How can I summarize and reuse a complex dataset
How can I re-use a single complex dataset across a number of tables? The dataset has a number of computed columns that needs to be reported both in detail and in summary. Here's a very simplified example dataset: is_food sale_association food_type total_sold total_associations percent_total 1 Before Movie Popcorn 50 3 x BirtMath.safeDivide(...) 0 Before Movie Soda 10 2 x BirtMath.safeDivide(...) 1 During Movie Jujubee 10 1 x BirtMath.safeDivide(...) 0 After Movie Soda 15 2 x BirtMath.safeDivide(...) From this one dataset, I'd want to create a detailed summary of all food types while rolling up non food (using the 'is_food' column), another summary of all food types, another detailed summary of food with rolled up non-food by sale_association, etc. etc. The report would also contain a number of percentages (6 in the most complex table) that need to be calculated (some across a row, others across all rows in a given group), all of which can have a zero value for the denominator and so need to be guarded against with safeDivide (which is a PITA to do in the source SQL query which itself is doing aggregation -- checking for divide by zero when both the numerator and denominator are sums leads to hairy queries). Obviously I can do this by focusing the() SQL query as appropriate, but it seems like a waste of time and effort to create 12 or 15 queries that are very similar when I've already managed to create the monster query for the most detailed table. What doesn't seem straightforward is how to perform the rollups in a table. I managed to hack something together by hiding rows that would later be summed up (e.g. "is_food == 0" in the example) and then creating custom data bindings that are displayed in a footer row. Not only does it feel like a hack, it also interferes with the ability to naturally order rows. Again, going back to the example, if I was ordering by total_sold and summarizing rows with is_food == 0, the natural order should be Popcorn, Non-food, Jujubee. There's nothing in the BIRT wiki about this, nor does "BIRT: A Field Guide, 3rd E." really delve into the topic.

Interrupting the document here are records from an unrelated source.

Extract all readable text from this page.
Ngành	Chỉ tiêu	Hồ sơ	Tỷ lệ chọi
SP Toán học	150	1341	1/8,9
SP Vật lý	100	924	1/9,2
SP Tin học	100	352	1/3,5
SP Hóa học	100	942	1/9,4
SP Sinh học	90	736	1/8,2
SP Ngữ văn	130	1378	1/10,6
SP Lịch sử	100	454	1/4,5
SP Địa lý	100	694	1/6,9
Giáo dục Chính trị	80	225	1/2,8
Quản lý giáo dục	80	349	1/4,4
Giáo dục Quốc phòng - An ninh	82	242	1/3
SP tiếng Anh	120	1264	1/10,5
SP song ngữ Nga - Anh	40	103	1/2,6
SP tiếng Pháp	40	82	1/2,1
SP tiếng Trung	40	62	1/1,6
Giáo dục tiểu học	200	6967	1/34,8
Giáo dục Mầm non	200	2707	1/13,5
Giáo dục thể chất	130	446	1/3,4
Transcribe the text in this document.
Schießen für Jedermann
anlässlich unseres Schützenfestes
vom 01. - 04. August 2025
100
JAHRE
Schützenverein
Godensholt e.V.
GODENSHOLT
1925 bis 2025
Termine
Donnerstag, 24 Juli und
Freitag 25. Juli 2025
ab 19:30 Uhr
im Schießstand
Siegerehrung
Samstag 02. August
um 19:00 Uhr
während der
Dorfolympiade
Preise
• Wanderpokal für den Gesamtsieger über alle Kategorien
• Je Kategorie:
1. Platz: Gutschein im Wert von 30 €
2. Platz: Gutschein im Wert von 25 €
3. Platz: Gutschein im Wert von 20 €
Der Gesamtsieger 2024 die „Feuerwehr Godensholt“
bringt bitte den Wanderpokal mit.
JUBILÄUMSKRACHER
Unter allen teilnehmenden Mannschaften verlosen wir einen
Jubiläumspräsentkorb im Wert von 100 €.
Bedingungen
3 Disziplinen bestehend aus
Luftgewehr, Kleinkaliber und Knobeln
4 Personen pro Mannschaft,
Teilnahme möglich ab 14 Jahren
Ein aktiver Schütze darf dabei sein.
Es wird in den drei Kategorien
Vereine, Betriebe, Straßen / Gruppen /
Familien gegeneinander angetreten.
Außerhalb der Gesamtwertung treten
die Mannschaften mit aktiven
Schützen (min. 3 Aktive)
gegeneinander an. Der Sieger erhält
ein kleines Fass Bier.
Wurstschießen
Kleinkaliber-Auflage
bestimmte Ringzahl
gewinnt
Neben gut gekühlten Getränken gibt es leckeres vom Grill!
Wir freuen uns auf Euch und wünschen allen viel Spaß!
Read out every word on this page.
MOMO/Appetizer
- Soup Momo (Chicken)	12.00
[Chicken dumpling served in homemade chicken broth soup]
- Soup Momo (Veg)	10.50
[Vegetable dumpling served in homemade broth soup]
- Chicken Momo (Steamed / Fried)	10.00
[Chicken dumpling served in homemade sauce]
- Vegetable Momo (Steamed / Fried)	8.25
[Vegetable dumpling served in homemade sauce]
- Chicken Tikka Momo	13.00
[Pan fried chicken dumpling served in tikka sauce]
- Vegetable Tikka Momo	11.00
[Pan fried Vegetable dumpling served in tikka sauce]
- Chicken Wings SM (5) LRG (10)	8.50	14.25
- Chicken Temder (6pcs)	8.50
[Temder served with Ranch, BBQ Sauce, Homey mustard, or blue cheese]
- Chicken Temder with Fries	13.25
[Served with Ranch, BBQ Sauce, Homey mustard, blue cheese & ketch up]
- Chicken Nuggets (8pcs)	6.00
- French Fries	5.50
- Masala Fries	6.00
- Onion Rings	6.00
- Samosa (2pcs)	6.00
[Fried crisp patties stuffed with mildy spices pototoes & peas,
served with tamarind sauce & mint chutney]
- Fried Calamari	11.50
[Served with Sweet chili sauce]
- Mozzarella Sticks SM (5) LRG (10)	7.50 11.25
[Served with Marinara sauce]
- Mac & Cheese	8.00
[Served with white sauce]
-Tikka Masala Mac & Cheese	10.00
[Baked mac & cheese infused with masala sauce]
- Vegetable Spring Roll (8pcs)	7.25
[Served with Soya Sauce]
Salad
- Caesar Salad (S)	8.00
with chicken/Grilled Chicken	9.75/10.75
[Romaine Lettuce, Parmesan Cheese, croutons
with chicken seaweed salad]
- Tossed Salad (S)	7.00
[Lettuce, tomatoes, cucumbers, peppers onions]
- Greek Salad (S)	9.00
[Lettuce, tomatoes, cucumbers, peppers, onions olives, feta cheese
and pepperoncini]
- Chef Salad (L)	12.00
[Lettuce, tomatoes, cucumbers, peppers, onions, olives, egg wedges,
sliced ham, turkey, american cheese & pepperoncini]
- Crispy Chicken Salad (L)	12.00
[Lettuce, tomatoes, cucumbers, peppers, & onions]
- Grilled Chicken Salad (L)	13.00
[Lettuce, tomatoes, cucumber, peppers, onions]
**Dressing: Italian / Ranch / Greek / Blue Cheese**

This seems like a fairly open-ended question (although I agree that re-using a single dataset makes much more sense than having multiple queries retrieving the same data in slightly different ways). A few general suggestions: Use the most detailed version of the data required as a common dataset for each BIRT report item (typically BIRT tables) Where summary-only level reporting is required, add groups to the BIRT table at the desired level, add data items as required to the group headers/footers and delete the detail level row(s) from the BIRT table. Where detail-level reporting is required in some cases (eg. for food items but not for non-food items), add groups to the BIRT table as above, and set the visibility of the detail row (in Property Editor - Properties - Visibility) to check Hide Element, then specify the appropriate expression to suppress the non-required rows (non-food items, in this example). Aggregations (ie. summary expressions) can be added to tables by selecting the whole table, selecting the Binding tab within the Property Editor and clicking the Add Aggregation... button.